Russia’s Central Bank cuts key rate to 7%
The board of directors of Russia's Central Bank has cut its key rate today by 25 bp to 7.00% per annum.
Commenting on the decision, the regulator's press service said that inflation slowdown is continuing, but inflation expectations remain elevated.
The Central Bank noted that Russian economy’s growth rate is still coming in lower than the Bank of Russia’s expectations, as well as stressed that risks of a global economic slowdown have increased.
According to the regulator, risks of inflation accelerating or slowing down by the year-end are balanced.

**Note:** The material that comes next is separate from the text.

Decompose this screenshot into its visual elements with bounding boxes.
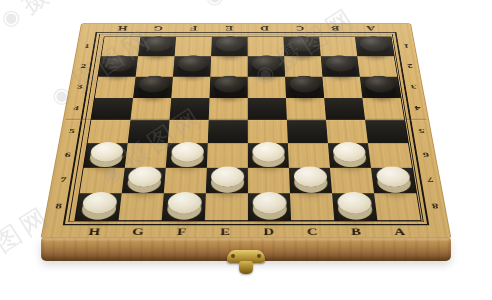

Du to this, the central bank said it had lowered its year-end inflation forecast to 4.0-4.5% from 4.2-4.7%.
According to the Bank of Russia’s forecast and taking into account the monetary policy stance, annual inflation will remain close to 4%.
If the situation develops in line with the baseline forecast, the Bank of Russia will consider the necessity of further key rate reduction at one of the upcoming Board of Directors’ meetings.
The next meeting of the Board of Directors of the Central Bank, at which the key rate will be discussed, will be held on October 25, 2019.
Head of the State Duma’s Committee for Financial Markets Anatoly Aksakov, speaking to Vestnik Kavkaza, noted that the Russian Central Bank is able to lower its key rate to a pre-crisis level thanks to a steadily decelerating inflation. "By the end of the year, inflation will reach the target of 4%, and next year, according to the forecasts of the Ministry of Economic Development, it will reach 3.6%. In August there was a deflation of 0.2%, for the first time in two years. Accordingly, there is currency stability and the stability of the financial sector as a whole," he said.
"The second factor is low economic growth, which forces them to work on reviving it. The key rate is the right tool for this purpose, since its reduction makes loans cheaper for both business and the public. It was also caused by external factors: the Fed has already cut its refinancing rate and plans to continue this trend," Anatoly Aksakov said.
According to the head of the State Duma’s Committee for Financial Markets, the Central Bank could reduce the rate by 50 percentage points today. "This would not affect inflation. But the Central Bank, apparently, decided to move in stages. I’m sure that there will be another 0.25% decrease at the next meeting of the board of directors, because there are objective conditions for a more significant reduction in the key rate," he stressed.
The professor at the department of the stock market and investments at the Higher School of Economics, Alexander Abramov, in turn, suggested that a key rate could be reduced to 5% without threatening inflation targets.
At the same time, the Russian Central Bank continues to adhere to the slowest rate of declining the key rate. "This is done to take any negative consequences into account. In this case, with stagnating incomes, the key factor is moderate inflation, and while it continues to decline, the Central Bank could regularly cut the rate by 0.5%. Cutting 0.25% to 7% is a very small step when compared with the practices of other countries. Yes, in the U.S. the rate is reduced by 0.25%, since it is already 2.5-3%, but when the rate is 7%, it's too slow. But it's a signal that the Central Bank is aware of its reserves and will lower the rate further," Alexander Abramov concluded.